I'd say that the number one thing you're overlooking (at least based on the content of the post) is that document databases are not meant to replace relational databases. The example you give does, in fact, work really well in a relational database. It should probably stay there. Document databases are just another tool to accomplish tasks in another way, they're not suited for every task.
Document databases were made to address the problem that (looking at it the other way around), relational databases aren't the best way to solve every problem. Both designs have their use, neither is inherently better than the other.
Take a look at the Use Cases on the MongoDB website: http://www.mongodb.org/display/DOCS/Use+Cases
A document db gives a feeling of freedom when you start. You no longer have to write create table and alter table scripts. You simply embed details in the master 'records'.
But after a while you realize that you are locked in a different way. It becomes less easy to combine or aggregate the data in a way that you didn't think was needed when you stored the data. Data mining/business intelligence (searching for the unknown) becomes harder.
That means that it is also harder to check if your app has stored the data in the db in a correct way.

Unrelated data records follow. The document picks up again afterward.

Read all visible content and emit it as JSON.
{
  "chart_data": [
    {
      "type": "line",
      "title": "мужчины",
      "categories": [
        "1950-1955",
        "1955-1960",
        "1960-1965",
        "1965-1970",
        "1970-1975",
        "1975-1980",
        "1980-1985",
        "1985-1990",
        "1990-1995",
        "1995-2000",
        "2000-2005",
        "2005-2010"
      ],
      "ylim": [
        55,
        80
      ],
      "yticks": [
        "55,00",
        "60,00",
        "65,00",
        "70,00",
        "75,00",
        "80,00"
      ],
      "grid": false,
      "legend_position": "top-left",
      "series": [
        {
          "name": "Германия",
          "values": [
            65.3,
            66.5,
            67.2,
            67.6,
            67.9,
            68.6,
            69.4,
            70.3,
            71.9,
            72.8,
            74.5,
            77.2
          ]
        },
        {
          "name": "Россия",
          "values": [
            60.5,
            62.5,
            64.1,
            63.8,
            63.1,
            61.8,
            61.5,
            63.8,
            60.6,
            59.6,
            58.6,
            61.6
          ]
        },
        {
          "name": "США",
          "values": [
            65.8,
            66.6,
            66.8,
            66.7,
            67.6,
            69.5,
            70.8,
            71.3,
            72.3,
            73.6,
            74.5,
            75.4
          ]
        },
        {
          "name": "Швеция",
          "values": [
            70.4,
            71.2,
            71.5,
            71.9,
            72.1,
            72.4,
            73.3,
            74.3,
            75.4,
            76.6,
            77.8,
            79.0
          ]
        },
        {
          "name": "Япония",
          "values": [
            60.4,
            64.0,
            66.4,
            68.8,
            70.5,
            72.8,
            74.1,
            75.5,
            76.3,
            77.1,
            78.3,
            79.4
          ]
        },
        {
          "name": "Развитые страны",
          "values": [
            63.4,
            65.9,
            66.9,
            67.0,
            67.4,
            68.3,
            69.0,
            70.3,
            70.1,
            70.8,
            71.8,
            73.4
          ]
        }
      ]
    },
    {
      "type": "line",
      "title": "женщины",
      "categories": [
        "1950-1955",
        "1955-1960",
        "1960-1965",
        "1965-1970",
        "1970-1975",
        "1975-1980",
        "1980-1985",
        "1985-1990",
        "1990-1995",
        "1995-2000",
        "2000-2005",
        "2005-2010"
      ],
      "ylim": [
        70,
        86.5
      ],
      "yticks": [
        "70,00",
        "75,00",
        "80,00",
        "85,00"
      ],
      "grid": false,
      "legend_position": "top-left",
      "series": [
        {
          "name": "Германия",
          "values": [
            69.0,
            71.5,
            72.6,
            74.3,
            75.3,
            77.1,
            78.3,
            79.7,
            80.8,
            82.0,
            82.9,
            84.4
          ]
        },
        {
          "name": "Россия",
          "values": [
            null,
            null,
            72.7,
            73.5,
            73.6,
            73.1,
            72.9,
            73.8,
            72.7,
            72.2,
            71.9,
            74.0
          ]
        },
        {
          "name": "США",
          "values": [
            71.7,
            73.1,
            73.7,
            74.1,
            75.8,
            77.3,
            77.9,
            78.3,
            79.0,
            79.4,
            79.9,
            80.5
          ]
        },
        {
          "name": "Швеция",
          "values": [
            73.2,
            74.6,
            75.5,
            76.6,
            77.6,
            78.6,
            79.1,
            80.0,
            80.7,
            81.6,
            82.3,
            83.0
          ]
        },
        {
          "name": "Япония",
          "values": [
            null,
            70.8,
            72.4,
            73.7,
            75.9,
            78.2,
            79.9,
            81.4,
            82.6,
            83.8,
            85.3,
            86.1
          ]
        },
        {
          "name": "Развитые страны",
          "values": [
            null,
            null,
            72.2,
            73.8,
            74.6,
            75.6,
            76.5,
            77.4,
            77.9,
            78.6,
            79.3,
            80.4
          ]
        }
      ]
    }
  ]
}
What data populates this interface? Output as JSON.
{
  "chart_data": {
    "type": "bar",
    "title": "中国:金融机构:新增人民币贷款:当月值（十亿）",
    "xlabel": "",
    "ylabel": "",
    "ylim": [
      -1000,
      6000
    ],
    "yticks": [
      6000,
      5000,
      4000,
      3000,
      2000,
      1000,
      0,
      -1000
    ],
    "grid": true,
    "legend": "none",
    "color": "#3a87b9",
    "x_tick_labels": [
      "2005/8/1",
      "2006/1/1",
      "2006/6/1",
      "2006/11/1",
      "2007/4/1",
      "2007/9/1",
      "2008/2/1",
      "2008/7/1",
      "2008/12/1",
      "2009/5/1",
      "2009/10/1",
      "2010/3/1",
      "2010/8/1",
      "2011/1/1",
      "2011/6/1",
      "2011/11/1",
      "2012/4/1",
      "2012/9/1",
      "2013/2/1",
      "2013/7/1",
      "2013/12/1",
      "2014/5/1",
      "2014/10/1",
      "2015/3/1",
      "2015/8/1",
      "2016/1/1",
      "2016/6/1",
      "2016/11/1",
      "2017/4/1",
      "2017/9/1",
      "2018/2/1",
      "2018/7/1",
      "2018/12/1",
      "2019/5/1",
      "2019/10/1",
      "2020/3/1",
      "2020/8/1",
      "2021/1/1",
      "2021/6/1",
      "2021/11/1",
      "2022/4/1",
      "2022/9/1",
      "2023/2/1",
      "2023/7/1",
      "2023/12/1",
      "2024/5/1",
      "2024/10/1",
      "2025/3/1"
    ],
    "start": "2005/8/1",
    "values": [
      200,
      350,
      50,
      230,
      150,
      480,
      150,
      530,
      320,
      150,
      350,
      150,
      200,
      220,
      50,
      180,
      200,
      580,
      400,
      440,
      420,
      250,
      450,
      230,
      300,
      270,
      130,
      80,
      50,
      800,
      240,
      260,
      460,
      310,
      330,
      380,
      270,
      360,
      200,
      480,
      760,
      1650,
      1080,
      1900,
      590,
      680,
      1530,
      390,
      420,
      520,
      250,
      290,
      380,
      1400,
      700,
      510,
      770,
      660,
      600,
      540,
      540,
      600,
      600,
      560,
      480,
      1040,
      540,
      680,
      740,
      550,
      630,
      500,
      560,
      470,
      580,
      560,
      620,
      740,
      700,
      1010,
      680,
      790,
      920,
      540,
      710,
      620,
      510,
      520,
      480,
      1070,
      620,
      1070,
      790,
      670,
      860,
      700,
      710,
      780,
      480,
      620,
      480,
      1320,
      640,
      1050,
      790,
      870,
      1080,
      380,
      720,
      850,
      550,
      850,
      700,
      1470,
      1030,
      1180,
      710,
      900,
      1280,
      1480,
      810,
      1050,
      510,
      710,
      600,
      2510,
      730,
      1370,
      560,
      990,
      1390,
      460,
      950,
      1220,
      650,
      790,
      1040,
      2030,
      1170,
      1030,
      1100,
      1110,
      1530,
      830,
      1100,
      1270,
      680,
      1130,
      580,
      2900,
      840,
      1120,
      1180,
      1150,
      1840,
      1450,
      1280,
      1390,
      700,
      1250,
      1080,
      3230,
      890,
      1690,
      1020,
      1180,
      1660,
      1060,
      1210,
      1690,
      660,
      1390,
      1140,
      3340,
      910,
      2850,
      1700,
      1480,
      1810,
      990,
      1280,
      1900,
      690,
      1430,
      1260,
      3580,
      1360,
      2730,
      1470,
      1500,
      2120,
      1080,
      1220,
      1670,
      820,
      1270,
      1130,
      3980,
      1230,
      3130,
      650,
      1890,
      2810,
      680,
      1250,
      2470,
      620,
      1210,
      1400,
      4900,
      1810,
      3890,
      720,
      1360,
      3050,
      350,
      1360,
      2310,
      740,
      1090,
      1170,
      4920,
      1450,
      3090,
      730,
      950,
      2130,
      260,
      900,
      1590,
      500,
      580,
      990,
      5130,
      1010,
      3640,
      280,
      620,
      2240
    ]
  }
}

For instance you have two collection with each approximately 10000 'records'. Now you want to know which ids are present in 'table' A that are not present in 'table' B.
Trivial with SQL, a lot harder with MongoDB.
But I like MongoDB !!
OrientDB, for example, supports schema-less, schema-full or mixed mode. In some contexts you need constraints, validation, etc. but you would need the flexibility to add fields without touch the schema. This is a schema mixed mode.
Example:
{
'#rid': 10:3,
'#class': 'Customer',
'#ver': 3,
'name': 'Jay',
'surname': 'Miner',
'invented': [ 'Amiga' ]
}
In this example the fields "name" and "surname" are mandatories (by defining them in the schema), but the field "invented" has been created only for this document. All your app need to don't know about it but you can execute queries against it:
SELECT FROM Customer WHERE invented IS NOT NULL
It will return only the documents with the field "invented".